As the number and sophistication of cyber threats increases year after year, security systems such as antivirus, firewalls, or Intrusion Detection Systems based on misuse detection techniques are improved in detection capabilities. However, these traditional systems are usually limited to detect potential threats, since they are inadequate to spot zero-day attacks or mutations in behaviour. Authors propose using honeypot systems as a further security layer able to provide an intelligence holistic level in detecting unknown threats, or well-known attacks with new behaviour patterns. Since brute-force attacks are increasing in recent years, authors opted for an SSH medium-interaction honeypot to acquire a log set from attacker's interactions. The proposed system is able to acquire behaviour patterns of each attacker and link them with future sessions for early detection. Authors also generate a feature set to feed Machine Learning algorithms with the main goal of identifying and classifying attacker's sessions, and thus be able to learn malicious intentions in executing cyber threats.
Top1. Introduction
Traditional security systems based on signatures, such as firewalls, antivirus systems or Intrusion Detection Systems (IDS) based on misuse detection techniques (Depren, Topallar, Anarim & Ciliz, 2005), are generally not quite effective against unknown threats or new attack patterns not previously registered. However, IDSs based on anomaly detection techniques are able to recognise unknown threats, but they are prone to generate false positives –alerts generated when identifying the possible existence of a real threat, when they are actually false alerts because the threat is not true. To cover this need and try to get information of novel threats or attacks, honeypots (Spitzner, 2003) arise, which consist of lure or trap systems whose main goal is to simulate a real system that can be attacked. Through gathered information, it is possible to adapt the IDSs with new detection signatures (those based on misuse detection) or label datasets used by those based on anomaly detection (Jorquera et al., 2018) to retrain their search engine, and, therefore, to increase their precision and recall by reducing the number of false alerts. In addition, one of the main objectives of honeypots is to complement the different traditional techniques in threats detection with a system capable of detecting previously unknown threats, thereby providing a higher level of security (Olakanmi & Dada, 2019).
Honeypots, as the name suggests, are designed to attract the attention of attackers or hackers, so that their efforts to attack and cause serious damage to real systems will be diminished because they are running in a virtual environment. These systems simulate networks and application services such as Report Desktop Protocol (RDP), Secure Shell (SSH), File Transfer Protocol (FTP) and Telnet, amongst others. From the attacker's standpoint, the honeypot system is perceived as a vulnerable execution server that can be used to enter in servers that are currently operational and execute any kind of malicious action.

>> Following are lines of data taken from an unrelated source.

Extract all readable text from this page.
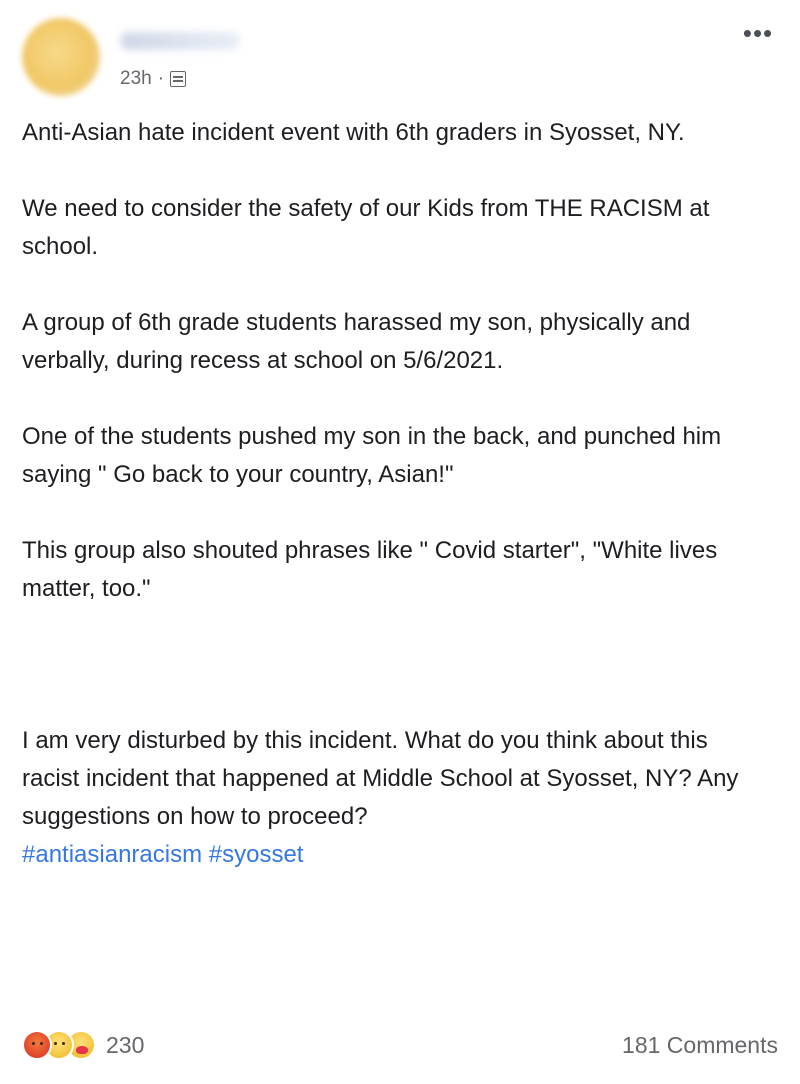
23h ·
•••

Anti-Asian hate incident event with 6th graders in Syosset, NY.

We need to consider the safety of our Kids from THE RACISM at school.

A group of 6th grade students harassed my son, physically and verbally, during recess at school on 5/6/2021.

One of the students pushed my son in the back, and punched him saying " Go back to your country, Asian!"

This group also shouted phrases like " Covid starter", "White lives matter, too."

I am very disturbed by this incident. What do you think about this racist incident that happened at Middle School at Syosset, NY? Any suggestions on how to proceed?

#antiasianracism #syosset
230	181 Comments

One of the primary advantages of honeypot systems over traditional systems is that honeypots are able to detect zero-day attacks (Zhang, Wang, Jajodia, Singhal & Albanese, 2016), that is, attacks on vulnerabilities that have not been patched or made public. Another benefit of using honeypots is that they only gather data in case an attack is being generated. Therefore, these systems are able to register a reduced dataset, which involves a lower cost in the system and a lower resource consumption by producing a lower number of alerts that will avoid, in some cases, that administrators can ignore alerts due to the existence of a higher alerts amount and a higher rate of false alerts. In the case of honeypots, whatever access to the system is not normally authorised, therefore, through its use enterprises and organisations can decrease the number of false alerts registered. Finally, another benefit supplied by these systems is to help Information Technology (IT) teams identify vulnerabilities in active servers.
Since there are many honeypot systems that simulate different network and application services, this chapter is focused on Medium-Interaction Honeypots (MIH) (Fraunholz, Krohmer, Anton & Schotten, 2017), that is, honeypots that allow capturing and registering logs about activities and executions from attackers without compromising production systems, based on the SSH (Barrett, Silverman & Byrnes, 2005) network service, being this one the most used by attackers to compromise systems exposed on the Internet. In this subcategory, there are several honeypots that provide similar functionalities amongst others. Since many devices exposed to the Internet are based on Unix systems, one of the most popular honeypot systems is Cowrie (Oosterhof, 2019), which records attacker's commands execution on the system. Another of the main reasons so that this software has been selected is due to its capability to monitor activities and executions carried out by attackers. Furthermore, Cowrie is a honeypot based on SSH, being the brute-force attack the most repeated one when a system is threatened (eSentire, 2017). One more determinant reason so that Cowrie is selected is because amongst all available honeypots of the same family, such as Kippo (Valli, Rabadia & Woodward, 2013) or Kojoney2 (Keane, 2019), Cowrie is currently the most up-to-date SSH-based MIH.